In a previous study [15], using the Laplace kernel FMM with RCR decomposition, the author accelerated an indirect BEM with GPUs on the basis of double-precision floating-point arithmetic with CUDA. The BEM is geared to electrostatic field analysis in voxel models, and it considers square walls on cubic voxels as boundary surface elements [16]. Using the BEM, three-dimensional fields were analyzed in human voxel models derived from anatomical images. The quality of fields calculated by original CPU codes was similar to those obtained by the scalar-potential finite-difference method, impedance method, and so on [17], indicating the practical applicability and usefulness in dosimetric studies of field exposure and in electro-magneto-encephalogram signal analyses.

In the current study, on the basis of two conventional CPU codes, three GPU codes are programmed with CUDA in search of higher computing performance. These GPU codes are based on double-precision floating-point arithmetic and their specifications are as follows: GPU code 1 simultaneously calculates direct and far fields in the FMM on the GPU and the CPU, respectively; GPU code 2 calculates both fields on the GPU with M2L translation with RCR decomposition (R-M2L) for the far-field calculation; and GPU code 3 calculates both fields on the GPU with diagonal forms of M2L translation operators [9] (D-M2L).
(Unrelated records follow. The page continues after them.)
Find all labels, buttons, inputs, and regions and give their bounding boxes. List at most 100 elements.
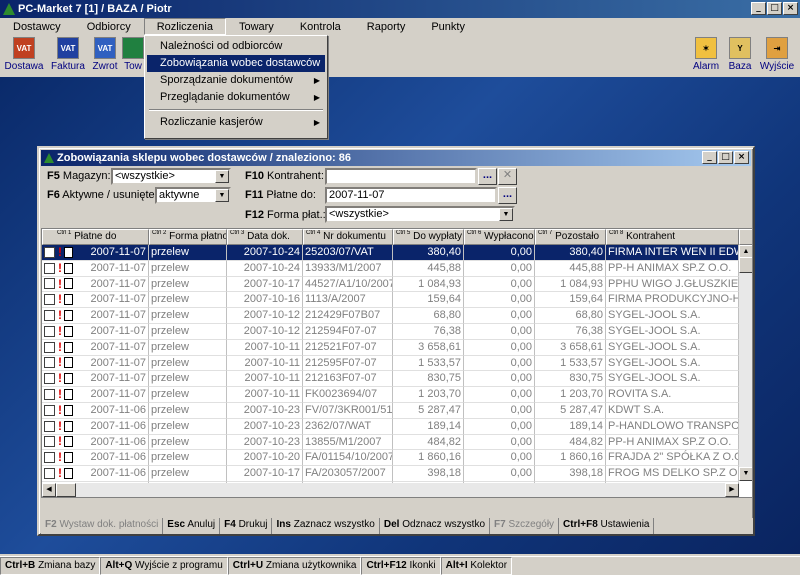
vertical-scrollbar[interactable]: ▲ ▼ <box>739 245 752 481</box>
toolbar-dostawa-button[interactable]: VAT Dostawa <box>4 37 44 75</box>
menu-item-przegladanie[interactable]: Przeglądanie dokumentów ▶ <box>147 89 325 106</box>
status-alt-i[interactable]: Alt+I Kolektor <box>440 557 513 575</box>
row-checkbox[interactable] <box>44 389 55 401</box>
hscroll-thumb[interactable] <box>56 483 76 497</box>
cell-kontrahent: ROVITA S.A. <box>606 387 739 403</box>
child-close-button[interactable]: × <box>734 151 749 164</box>
table-row[interactable]: ! 2007-11-06 przelew 2007-10-17 FA/203057/20… <box>42 466 739 482</box>
magazyn-select[interactable]: <wszystkie> ▼ <box>111 168 231 185</box>
row-checkbox[interactable] <box>44 452 55 464</box>
menu-rozliczenia[interactable]: Rozliczenia <box>143 18 226 35</box>
fkey-del[interactable]: Del Odznacz wszystko <box>380 518 491 534</box>
row-checkbox[interactable] <box>44 325 55 337</box>
row-checkbox[interactable] <box>44 341 55 353</box>
table-row[interactable]: ! 2007-11-07 przelew 2007-10-11 212595F07-07… <box>42 355 739 372</box>
cell-text: 2007-11-06 <box>90 467 146 480</box>
chevron-down-icon[interactable]: ▼ <box>499 208 513 221</box>
documents-table: Ctrl 1 Płatne do Ctrl 2 Forma płatnoś Ctrl… <box>41 228 753 498</box>
cell-wyplacono: 0,00 <box>464 292 535 309</box>
status-ctrl-f12[interactable]: Ctrl+F12 Ikonki <box>361 557 441 575</box>
table-row[interactable]: ! 2007-11-07 przelew 2007-10-11 212521F07-07… <box>42 339 739 356</box>
table-row[interactable]: ! 2007-11-07 przelew 2007-10-11 FK0023694/07… <box>42 387 739 403</box>
table-row[interactable]: ! 2007-11-06 przelew 2007-10-23 FV/07/3KR001… <box>42 402 739 419</box>
menu-item-rozliczanie-kasjerow[interactable]: Rozliczanie kasjerów ▶ <box>147 114 325 131</box>
scroll-left-icon[interactable]: ◀ <box>42 483 56 497</box>
kontrahent-input[interactable] <box>325 168 477 185</box>
toolbar-baza-button[interactable]: Y Baza <box>726 37 754 75</box>
menu-item-zobowiazania[interactable]: Zobowiązania wobec dostawców <box>147 55 325 72</box>
menu-raporty[interactable]: Raporty <box>354 18 419 35</box>
child-maximize-button[interactable]: □ <box>718 151 733 164</box>
chevron-down-icon[interactable]: ▼ <box>215 189 229 202</box>
cell-nr-dokumentu: 2362/07/WAT <box>303 418 393 435</box>
row-checkbox[interactable] <box>44 373 55 385</box>
row-checkbox[interactable] <box>44 262 55 274</box>
scroll-thumb[interactable] <box>739 257 752 273</box>
row-checkbox[interactable] <box>44 294 55 306</box>
row-checkbox[interactable] <box>44 468 55 480</box>
column-header-wyplacono[interactable]: Ctrl 6 Wypłacono <box>464 229 535 245</box>
menu-punkty[interactable]: Punkty <box>418 18 478 35</box>
table-row[interactable]: ! 2007-11-07 przelew 2007-10-16 1113/A/2007 1… <box>42 292 739 309</box>
column-header-data-dok[interactable]: Ctrl 3 Data dok. <box>227 229 303 245</box>
table-row[interactable]: ! 2007-11-07 przelew 2007-10-12 212594F07-07… <box>42 323 739 340</box>
column-header-kontrahent[interactable]: Ctrl 8 Kontrahent <box>606 229 739 245</box>
child-minimize-button[interactable]: _ <box>702 151 717 164</box>
chevron-down-icon[interactable]: ▼ <box>215 170 229 183</box>
alarm-icon: ✶ <box>695 37 717 59</box>
row-checkbox[interactable] <box>44 436 55 448</box>
status-ctrl-b[interactable]: Ctrl+B Zmiana bazy <box>0 557 101 575</box>
scroll-right-icon[interactable]: ▶ <box>725 483 739 497</box>
column-header-nr-dokumentu[interactable]: Ctrl 4 Nr dokumentu <box>303 229 393 245</box>
aktywne-select[interactable]: aktywne ▼ <box>155 187 231 204</box>
platne-do-input[interactable]: 2007-11-07 <box>325 187 497 204</box>
maximize-button[interactable]: □ <box>767 2 782 15</box>
close-button[interactable]: × <box>783 2 798 15</box>
horizontal-scrollbar[interactable]: ◀ ▶ <box>42 483 739 497</box>
kontrahent-clear-button[interactable]: ✕ <box>498 168 517 185</box>
status-ctrl-u[interactable]: Ctrl+U Zmiana użytkownika <box>227 557 362 575</box>
fkey-ctrl-f8[interactable]: Ctrl+F8 Ustawienia <box>559 518 655 534</box>
column-header-do-wyplaty[interactable]: Ctrl 5 Do wypłaty <box>393 229 464 245</box>
fkey-f4[interactable]: F4 Drukuj <box>220 518 273 534</box>
column-header-forma-platnosci[interactable]: Ctrl 2 Forma płatnoś <box>149 229 227 245</box>
table-row[interactable]: ! 2007-11-07 przelew 2007-10-17 44527/A1/10/… <box>42 276 739 293</box>
menu-dostawcy[interactable]: Dostawcy <box>0 18 74 35</box>
table-row[interactable]: ! 2007-11-06 przelew 2007-10-23 13855/M1/200… <box>42 434 739 451</box>
toolbar-zwrot-button[interactable]: VAT Zwrot <box>90 37 120 75</box>
table-row[interactable]: ! 2007-11-07 przelew 2007-10-24 25203/07/VAT… <box>42 245 739 261</box>
table-row[interactable]: ! 2007-11-07 przelew 2007-10-11 212163F07-07… <box>42 371 739 388</box>
row-checkbox[interactable] <box>44 246 55 258</box>
table-row[interactable]: ! 2007-11-07 przelew 2007-10-12 212429F07B07… <box>42 308 739 324</box>
kontrahent-browse-button[interactable]: ... <box>478 168 497 185</box>
menu-item-sporzadzanie[interactable]: Sporządzanie dokumentów ▶ <box>147 72 325 89</box>
table-row[interactable]: ! 2007-11-06 przelew 2007-10-20 FA/01154/10/… <box>42 450 739 467</box>
cell-pozostalo: 1 860,16 <box>535 450 606 467</box>
row-checkbox[interactable] <box>44 420 55 432</box>
toolbar-alarm-button[interactable]: ✶ Alarm <box>690 37 722 75</box>
menu-odbiorcy[interactable]: Odbiorcy <box>74 18 144 35</box>
row-checkbox[interactable] <box>44 404 55 416</box>
minimize-button[interactable]: _ <box>751 2 766 15</box>
toolbar-wyjscie-button[interactable]: ⇥ Wyjście <box>758 37 796 75</box>
menu-towary[interactable]: Towary <box>226 18 287 35</box>
menu-item-naleznosci[interactable]: Należności od odbiorców <box>147 38 325 55</box>
column-header-pozostalo[interactable]: Ctrl 7 Pozostało <box>535 229 606 245</box>
fkey-f2[interactable]: F2 Wystaw dok. płatności <box>41 518 164 534</box>
column-header-platne-do[interactable]: Ctrl 1 Płatne do <box>42 229 149 245</box>
table-row[interactable]: ! 2007-11-07 przelew 2007-10-24 13933/M1/200… <box>42 260 739 277</box>
toolbar-towary-button[interactable]: Tow <box>122 37 144 75</box>
scroll-down-icon[interactable]: ▼ <box>739 467 752 481</box>
fkey-esc[interactable]: Esc Anuluj <box>163 518 221 534</box>
platne-do-browse-button[interactable]: ... <box>498 187 517 204</box>
row-checkbox[interactable] <box>44 357 55 369</box>
toolbar-faktura-button[interactable]: VAT Faktura <box>50 37 86 75</box>
fkey-ins[interactable]: Ins Zaznacz wszystko <box>272 518 380 534</box>
row-checkbox[interactable] <box>44 310 55 322</box>
table-row[interactable]: ! 2007-11-06 przelew 2007-10-23 2362/07/WAT 1… <box>42 418 739 435</box>
row-checkbox[interactable] <box>44 278 55 290</box>
status-alt-q[interactable]: Alt+Q Wyjście z programu <box>100 557 228 575</box>
forma-platnosci-select[interactable]: <wszystkie> ▼ <box>325 206 515 223</box>
fkey-f7[interactable]: F7 Szczegóły <box>490 518 560 534</box>
menu-kontrola[interactable]: Kontrola <box>287 18 354 35</box>
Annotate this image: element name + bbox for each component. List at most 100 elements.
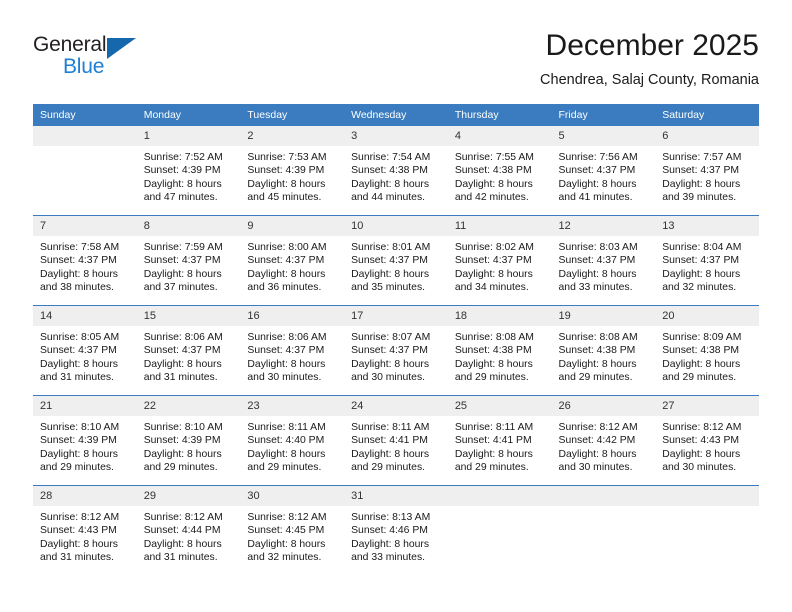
calendar-day-cell[interactable]: 3 Sunrise: 7:54 AM Sunset: 4:38 PM Daylight… — [344, 126, 448, 216]
day-detail-line: Sunset: 4:41 PM — [454, 435, 532, 447]
day-detail-line: Sunrise: 7:53 AM — [247, 152, 327, 163]
day-details: Sunrise: 7:53 AM Sunset: 4:39 PM Daylight:… — [240, 146, 344, 204]
calendar-day-cell[interactable]: 22 Sunrise: 8:10 AM Sunset: 4:39 PM Dayligh… — [136, 395, 241, 486]
calendar-day-cell[interactable]: 21 Sunrise: 8:10 AM Sunset: 4:39 PM Dayligh… — [33, 395, 137, 486]
day-detail-line: Sunset: 4:39 PM — [143, 165, 221, 177]
calendar-day-cell[interactable]: 25 Sunrise: 8:11 AM Sunset: 4:41 PM Dayligh… — [447, 395, 552, 486]
day-detail-line: Daylight: 8 hours — [454, 268, 533, 280]
weekday-header-wednesday: Wednesday — [344, 104, 448, 126]
day-number — [33, 126, 137, 146]
day-detail-line: and 31 minutes. — [143, 371, 218, 383]
day-detail-line: Sunrise: 8:09 AM — [662, 332, 742, 343]
calendar-day-cell[interactable]: 7 Sunrise: 7:58 AM Sunset: 4:37 PM Daylight… — [33, 215, 137, 306]
day-details — [552, 506, 656, 511]
day-detail-line: Sunset: 4:38 PM — [662, 345, 740, 357]
day-details: Sunrise: 8:12 AM Sunset: 4:43 PM Daylight:… — [33, 506, 137, 564]
calendar-day-cell[interactable]: 15 Sunrise: 8:06 AM Sunset: 4:37 PM Dayligh… — [136, 305, 241, 396]
day-details: Sunrise: 8:12 AM Sunset: 4:42 PM Daylight:… — [552, 416, 656, 474]
calendar-day-cell[interactable]: 8 Sunrise: 7:59 AM Sunset: 4:37 PM Daylight… — [136, 215, 241, 306]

GPU code 3 is the first GPU version of this type of FMM–BEM using D-M2L. In human models, the electric fields are generated by applying a 50-Hz magnetic field or by injecting DC current through two electrodes and these were analyzed successfully using a PC with three GPUs (NVIDIA GTX480) and six CPU cores (Intel Core i7-980X). Three types of human voxel model were analyzed, which contained up to 3.9 million boundary elements. By comparing calculation times, speed-up ratios, and required GPU memories, the advantages and disadvantages of tested codes were investigated.